Kasus seperti ini bukan hal baru di sektor DeFi. Curve Finance sebelumnya juga pernah menjadi sasaran DNS hijack, dan insiden pertamanya pada 2022 menyebabkan kerugian $570,000 bagi pengguna.
Kaitannya dengan ekosistem Ethereum
CoW Swap termasuk layanan yang dikenal luas di ekosistem Ethereum, termasuk di kalangan pengguna berprofil tinggi. Vitalik Buterin, salah satu pendiri Ethereum, tercatat beberapa kali memakai CoW Swap untuk menukar aset ETH ke stablecoin dan transaksi aset lain berdasarkan data on-chain dari Arkham Intelligence.
Fakta itu menegaskan bahwa serangan terhadap antarmuka layanan DeFi dapat memengaruhi proyek yang punya reputasi kuat sekalipun.

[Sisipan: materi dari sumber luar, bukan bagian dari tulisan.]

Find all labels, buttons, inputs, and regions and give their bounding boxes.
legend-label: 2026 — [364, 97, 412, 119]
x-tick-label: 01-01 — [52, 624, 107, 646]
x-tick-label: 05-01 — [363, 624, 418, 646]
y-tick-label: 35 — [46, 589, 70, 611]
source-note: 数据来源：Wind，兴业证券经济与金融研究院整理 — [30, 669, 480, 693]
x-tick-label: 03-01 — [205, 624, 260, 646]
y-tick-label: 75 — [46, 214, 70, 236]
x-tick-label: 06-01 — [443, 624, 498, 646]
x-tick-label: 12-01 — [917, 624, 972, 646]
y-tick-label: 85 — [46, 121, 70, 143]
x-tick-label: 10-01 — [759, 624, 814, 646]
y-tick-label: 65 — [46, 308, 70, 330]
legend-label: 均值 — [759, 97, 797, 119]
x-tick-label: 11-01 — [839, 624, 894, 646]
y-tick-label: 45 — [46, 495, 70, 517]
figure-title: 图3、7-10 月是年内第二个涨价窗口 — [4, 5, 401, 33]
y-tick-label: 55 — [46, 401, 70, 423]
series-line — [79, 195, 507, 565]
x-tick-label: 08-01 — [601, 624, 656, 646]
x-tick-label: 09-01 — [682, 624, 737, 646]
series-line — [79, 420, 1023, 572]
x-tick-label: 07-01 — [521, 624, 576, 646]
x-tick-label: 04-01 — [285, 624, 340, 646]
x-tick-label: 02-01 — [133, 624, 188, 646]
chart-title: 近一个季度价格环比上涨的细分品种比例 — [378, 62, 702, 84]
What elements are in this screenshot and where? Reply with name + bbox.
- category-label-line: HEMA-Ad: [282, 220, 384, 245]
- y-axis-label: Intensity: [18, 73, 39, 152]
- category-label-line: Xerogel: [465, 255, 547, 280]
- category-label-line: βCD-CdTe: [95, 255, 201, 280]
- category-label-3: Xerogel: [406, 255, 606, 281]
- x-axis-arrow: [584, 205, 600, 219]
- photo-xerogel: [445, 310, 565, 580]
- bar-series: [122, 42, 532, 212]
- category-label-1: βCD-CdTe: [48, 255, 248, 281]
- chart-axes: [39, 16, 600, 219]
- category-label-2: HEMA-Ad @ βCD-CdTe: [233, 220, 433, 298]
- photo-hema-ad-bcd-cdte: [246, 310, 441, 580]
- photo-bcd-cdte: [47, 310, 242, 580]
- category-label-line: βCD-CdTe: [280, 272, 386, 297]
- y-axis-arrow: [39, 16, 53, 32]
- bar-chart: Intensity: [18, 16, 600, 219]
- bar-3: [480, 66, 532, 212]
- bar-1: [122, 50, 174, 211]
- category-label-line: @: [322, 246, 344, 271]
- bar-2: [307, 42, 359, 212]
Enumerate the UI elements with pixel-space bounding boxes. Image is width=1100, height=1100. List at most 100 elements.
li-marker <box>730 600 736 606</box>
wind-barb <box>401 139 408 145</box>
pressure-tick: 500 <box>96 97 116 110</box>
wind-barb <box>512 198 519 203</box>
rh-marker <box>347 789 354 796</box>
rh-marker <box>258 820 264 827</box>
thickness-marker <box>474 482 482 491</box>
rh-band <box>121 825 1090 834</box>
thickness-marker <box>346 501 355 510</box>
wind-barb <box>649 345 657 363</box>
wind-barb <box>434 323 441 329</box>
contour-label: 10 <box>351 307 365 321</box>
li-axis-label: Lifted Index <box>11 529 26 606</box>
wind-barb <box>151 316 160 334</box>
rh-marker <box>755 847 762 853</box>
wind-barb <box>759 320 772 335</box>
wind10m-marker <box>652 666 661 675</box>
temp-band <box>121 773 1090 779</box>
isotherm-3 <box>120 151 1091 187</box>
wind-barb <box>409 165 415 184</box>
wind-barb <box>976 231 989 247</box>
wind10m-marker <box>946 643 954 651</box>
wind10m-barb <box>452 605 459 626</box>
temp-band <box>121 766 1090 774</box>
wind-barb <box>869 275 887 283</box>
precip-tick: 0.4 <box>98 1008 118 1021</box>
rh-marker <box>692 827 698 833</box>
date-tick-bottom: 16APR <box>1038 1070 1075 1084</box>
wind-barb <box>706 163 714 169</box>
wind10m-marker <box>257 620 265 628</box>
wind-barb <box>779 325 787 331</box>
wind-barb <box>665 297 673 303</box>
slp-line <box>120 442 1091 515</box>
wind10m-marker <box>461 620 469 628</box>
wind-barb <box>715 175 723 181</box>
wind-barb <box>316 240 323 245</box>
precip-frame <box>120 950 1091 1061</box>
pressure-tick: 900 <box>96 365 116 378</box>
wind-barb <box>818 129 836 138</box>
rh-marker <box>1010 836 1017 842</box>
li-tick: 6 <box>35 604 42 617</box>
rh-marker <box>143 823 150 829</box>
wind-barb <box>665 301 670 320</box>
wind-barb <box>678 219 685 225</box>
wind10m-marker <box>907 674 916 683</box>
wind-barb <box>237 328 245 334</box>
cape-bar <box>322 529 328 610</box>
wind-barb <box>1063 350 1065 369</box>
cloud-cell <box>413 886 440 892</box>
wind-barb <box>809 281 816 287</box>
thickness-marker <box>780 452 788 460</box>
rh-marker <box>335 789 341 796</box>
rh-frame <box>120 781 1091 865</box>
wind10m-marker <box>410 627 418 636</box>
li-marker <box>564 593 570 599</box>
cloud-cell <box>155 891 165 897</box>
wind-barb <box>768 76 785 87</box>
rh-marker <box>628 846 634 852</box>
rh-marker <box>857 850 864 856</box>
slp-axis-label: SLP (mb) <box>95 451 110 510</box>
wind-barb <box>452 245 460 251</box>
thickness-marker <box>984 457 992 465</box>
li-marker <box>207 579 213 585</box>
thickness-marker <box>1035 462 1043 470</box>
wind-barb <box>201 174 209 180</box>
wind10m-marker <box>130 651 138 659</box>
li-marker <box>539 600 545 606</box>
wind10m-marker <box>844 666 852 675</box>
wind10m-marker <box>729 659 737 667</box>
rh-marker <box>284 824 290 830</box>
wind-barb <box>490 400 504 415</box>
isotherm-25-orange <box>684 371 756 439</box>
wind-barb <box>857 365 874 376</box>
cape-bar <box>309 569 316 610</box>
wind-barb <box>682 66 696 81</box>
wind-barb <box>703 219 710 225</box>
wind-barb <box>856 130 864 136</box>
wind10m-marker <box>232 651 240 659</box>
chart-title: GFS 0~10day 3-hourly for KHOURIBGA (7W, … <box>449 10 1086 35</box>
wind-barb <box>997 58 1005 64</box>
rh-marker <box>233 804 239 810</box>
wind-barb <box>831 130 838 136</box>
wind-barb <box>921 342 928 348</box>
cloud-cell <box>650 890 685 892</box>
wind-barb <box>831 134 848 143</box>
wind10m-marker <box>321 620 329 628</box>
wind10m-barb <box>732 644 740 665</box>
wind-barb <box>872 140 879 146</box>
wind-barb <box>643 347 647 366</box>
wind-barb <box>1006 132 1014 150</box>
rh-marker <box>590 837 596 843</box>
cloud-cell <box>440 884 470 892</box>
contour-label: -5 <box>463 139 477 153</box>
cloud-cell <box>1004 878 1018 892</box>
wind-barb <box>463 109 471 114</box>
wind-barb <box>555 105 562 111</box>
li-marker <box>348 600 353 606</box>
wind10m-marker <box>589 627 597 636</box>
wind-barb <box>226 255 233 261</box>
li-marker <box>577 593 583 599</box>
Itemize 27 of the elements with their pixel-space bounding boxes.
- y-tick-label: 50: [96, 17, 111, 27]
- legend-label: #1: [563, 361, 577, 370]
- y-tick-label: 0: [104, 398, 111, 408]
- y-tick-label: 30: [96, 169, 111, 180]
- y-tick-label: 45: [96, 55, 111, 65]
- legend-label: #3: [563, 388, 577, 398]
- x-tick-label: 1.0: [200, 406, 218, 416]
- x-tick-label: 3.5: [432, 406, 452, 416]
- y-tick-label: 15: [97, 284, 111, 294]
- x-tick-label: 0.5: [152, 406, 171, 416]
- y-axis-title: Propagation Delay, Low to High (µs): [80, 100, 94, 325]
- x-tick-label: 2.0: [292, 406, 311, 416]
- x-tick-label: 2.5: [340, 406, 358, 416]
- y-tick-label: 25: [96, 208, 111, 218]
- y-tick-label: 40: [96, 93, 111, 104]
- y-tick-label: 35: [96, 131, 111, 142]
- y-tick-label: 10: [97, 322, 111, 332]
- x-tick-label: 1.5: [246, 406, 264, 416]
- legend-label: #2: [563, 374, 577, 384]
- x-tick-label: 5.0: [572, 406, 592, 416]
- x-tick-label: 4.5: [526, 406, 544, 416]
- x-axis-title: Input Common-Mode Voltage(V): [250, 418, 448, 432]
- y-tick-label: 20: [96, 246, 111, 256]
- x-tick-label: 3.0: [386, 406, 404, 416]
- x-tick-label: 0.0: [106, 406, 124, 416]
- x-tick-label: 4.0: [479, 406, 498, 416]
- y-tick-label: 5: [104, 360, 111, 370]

Risiko tidak hanya datang dari kode kontrak, tetapi juga dari pengelolaan domain, DNS, dan keamanan akses situs yang menjadi pintu masuk pengguna.
Langkah yang perlu diperhatikan pengguna
Pengguna DeFi biasanya diminta lebih waspada saat sebuah protokol mengumumkan gangguan keamanan. Tindakan cepat dapat membantu mencegah persetujuan transaksi yang tidak disadari pada situs yang telah disusupi.
Hal yang perlu diperiksa meliputi:
- Status resmi dari akun X atau kanal komunitas proyek.
- Alamat domain yang dibuka sebelum menandatangani transaksi.
- Isi approval yang diminta dompet digital.
- Aktivitas transaksi terbaru di wallet jika sempat berinteraksi dengan situs pada periode insiden.
CoW Swap masih menunggu hasil investigasi lebih lanjut untuk memastikan skala dampak dan jumlah pengguna yang benar-benar terdampak. Hingga pembaruan resmi dirilis, perhatian utama tetap tertuju pada keamanan front-end, verifikasi domain, dan potensi penyalahgunaan approval yang bisa memicu kehilangan aset di jaringan Ethereum.